Oriane se le répète régulièrement, juste pour s'entrainer à définir ce qui est réel et ce qui ne l'est pas. Avec application, elle se veut lucide, distinguant le vrai du faux, rangeant chaque fait dans une case ou dans l'autre, cherchant des repères, des preuves pour s'assurer qu'elle ne délire pas.

Désormais, quand elle bascule dans un autre monde, elle préfère le faire consciemment, par la lecture. C'est un passe-temps qu'elle s'est découvert récemment, entrainée presque malgré elle par Rahim vers la minuscule bibliothèque de l'hôpital, pour finir un roman un peu usé entre les mains avant d'avoir pu émettre la moindre objection. 

De retour dans sa chambre, seule face à cet ouvrage à la couverture bien cornée, il lui a fallu du temps pour apprivoiser l'étrange objet d'encre et de papier.

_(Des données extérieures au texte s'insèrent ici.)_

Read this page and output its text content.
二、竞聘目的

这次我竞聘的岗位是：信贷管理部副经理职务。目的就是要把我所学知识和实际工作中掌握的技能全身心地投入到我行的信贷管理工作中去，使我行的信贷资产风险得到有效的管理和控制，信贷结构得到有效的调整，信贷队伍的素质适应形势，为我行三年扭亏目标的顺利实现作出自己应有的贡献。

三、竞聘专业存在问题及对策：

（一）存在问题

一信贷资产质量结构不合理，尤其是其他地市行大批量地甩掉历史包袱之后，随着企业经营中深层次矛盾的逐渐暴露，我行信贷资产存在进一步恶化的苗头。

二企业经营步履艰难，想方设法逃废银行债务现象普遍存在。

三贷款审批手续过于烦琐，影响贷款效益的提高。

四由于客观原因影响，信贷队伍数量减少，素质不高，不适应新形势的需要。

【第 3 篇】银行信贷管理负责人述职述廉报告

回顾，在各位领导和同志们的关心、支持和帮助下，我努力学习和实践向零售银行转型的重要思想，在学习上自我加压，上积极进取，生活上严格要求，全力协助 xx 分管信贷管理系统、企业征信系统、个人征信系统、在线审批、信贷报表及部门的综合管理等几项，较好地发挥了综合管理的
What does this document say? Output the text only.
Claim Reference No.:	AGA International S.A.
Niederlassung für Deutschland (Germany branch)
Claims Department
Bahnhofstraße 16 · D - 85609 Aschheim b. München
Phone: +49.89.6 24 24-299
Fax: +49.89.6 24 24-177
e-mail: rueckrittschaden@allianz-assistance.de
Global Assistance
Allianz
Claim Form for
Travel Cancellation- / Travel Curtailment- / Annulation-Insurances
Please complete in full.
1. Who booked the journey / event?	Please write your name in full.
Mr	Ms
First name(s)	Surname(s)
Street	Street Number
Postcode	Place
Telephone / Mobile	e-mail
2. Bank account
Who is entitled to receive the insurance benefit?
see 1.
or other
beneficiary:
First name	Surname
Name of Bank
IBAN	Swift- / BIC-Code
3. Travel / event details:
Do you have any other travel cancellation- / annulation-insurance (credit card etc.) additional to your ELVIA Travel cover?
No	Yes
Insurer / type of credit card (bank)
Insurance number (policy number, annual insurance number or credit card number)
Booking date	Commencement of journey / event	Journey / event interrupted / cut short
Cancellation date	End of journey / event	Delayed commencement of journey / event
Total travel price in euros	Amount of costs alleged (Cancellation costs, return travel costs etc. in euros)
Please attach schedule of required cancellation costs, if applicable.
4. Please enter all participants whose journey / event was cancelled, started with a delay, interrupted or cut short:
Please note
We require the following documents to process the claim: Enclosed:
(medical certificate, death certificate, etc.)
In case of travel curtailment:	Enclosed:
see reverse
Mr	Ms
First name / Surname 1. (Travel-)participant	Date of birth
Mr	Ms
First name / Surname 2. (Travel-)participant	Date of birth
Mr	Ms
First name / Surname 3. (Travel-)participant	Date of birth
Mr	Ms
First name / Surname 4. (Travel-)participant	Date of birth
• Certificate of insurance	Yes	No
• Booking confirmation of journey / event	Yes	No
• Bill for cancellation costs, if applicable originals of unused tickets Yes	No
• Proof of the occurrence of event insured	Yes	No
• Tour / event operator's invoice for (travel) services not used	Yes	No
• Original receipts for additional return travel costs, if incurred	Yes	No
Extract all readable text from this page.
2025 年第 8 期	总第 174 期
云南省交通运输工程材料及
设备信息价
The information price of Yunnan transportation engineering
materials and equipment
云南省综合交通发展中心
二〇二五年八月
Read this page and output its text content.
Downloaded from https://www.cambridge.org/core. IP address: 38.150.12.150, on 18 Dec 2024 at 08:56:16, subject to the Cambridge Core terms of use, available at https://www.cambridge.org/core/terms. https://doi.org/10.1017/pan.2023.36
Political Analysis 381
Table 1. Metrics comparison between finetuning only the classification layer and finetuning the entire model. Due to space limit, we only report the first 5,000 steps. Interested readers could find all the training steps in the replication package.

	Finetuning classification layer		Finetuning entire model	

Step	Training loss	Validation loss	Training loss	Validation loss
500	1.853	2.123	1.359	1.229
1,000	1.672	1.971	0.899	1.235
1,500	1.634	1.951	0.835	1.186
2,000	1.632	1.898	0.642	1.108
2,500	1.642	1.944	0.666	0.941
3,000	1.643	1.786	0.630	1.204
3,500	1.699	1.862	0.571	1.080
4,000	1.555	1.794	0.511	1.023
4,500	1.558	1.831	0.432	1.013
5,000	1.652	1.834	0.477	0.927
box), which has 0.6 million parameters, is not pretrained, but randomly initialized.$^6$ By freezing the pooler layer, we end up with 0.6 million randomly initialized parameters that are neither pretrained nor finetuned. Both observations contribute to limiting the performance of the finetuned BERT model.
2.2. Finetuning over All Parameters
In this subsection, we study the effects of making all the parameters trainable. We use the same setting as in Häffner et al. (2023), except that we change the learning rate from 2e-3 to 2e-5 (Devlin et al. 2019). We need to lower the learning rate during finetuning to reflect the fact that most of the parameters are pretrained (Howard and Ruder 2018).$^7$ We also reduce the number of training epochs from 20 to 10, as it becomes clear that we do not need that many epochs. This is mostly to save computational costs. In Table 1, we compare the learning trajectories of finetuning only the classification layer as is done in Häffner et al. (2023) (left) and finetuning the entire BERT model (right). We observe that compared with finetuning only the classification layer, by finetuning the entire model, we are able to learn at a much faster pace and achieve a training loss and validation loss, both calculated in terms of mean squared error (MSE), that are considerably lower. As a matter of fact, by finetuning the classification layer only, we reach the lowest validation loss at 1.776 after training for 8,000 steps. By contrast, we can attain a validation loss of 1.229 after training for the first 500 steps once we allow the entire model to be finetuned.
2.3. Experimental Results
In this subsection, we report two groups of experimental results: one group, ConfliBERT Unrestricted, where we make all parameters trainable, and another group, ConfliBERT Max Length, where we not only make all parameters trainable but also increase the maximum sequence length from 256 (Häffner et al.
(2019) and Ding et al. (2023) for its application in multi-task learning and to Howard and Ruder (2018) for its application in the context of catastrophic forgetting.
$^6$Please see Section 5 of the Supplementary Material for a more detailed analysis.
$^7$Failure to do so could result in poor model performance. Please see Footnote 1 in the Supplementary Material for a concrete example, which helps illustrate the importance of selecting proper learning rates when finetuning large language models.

Surmonter l'appréhension de ces lignes noires sur le papier un peu jauni.

Oriane a longtemps évalué du regard la créature immobile comme si elle allait bondir, et l'entraîner malgré elle dans un monde qu'elle a jusqu'à présent craint. Il est vrai que la littérature n'a jamais été son fort, en témoignent ses médiocres notes en français à l'époque des cartables. Les mots ont toujours eu la fâcheuse tendance à lui échapper tels de petits démons ricanants, et si les livres ont surgi dans sa vie, c'était jusque-là seulement pour lui rappeler de mauvais souvenirs : le fantôme, l'ombre effrayante qu'était sa mère.

Sa mère.

Oriane la revoyait encore seule face à son bloc-notes aux feuilles à petits carreaux sans marge, acheté à la première supérette du coin. Les soirs où elle n'était pas trop ivre, Dorothée Pessadya s'installait à la table de la cuisine, qui servait aussi d'étroite salle à manger. Alors elle se mettait à écrire, ou plutôt à griffonner frénétiquement des lignes et des lignes sur le papier, sans s'arrêter, de sa petite calligraphie étroite et rapide. Jamais elle n'était plus silencieuse et concentrée que dans ces moments-là, sans autre compagnie que les mots, un bloc-notes bon marché, et la lumière jaunâtre d'une ampoule pour chasser la nuit.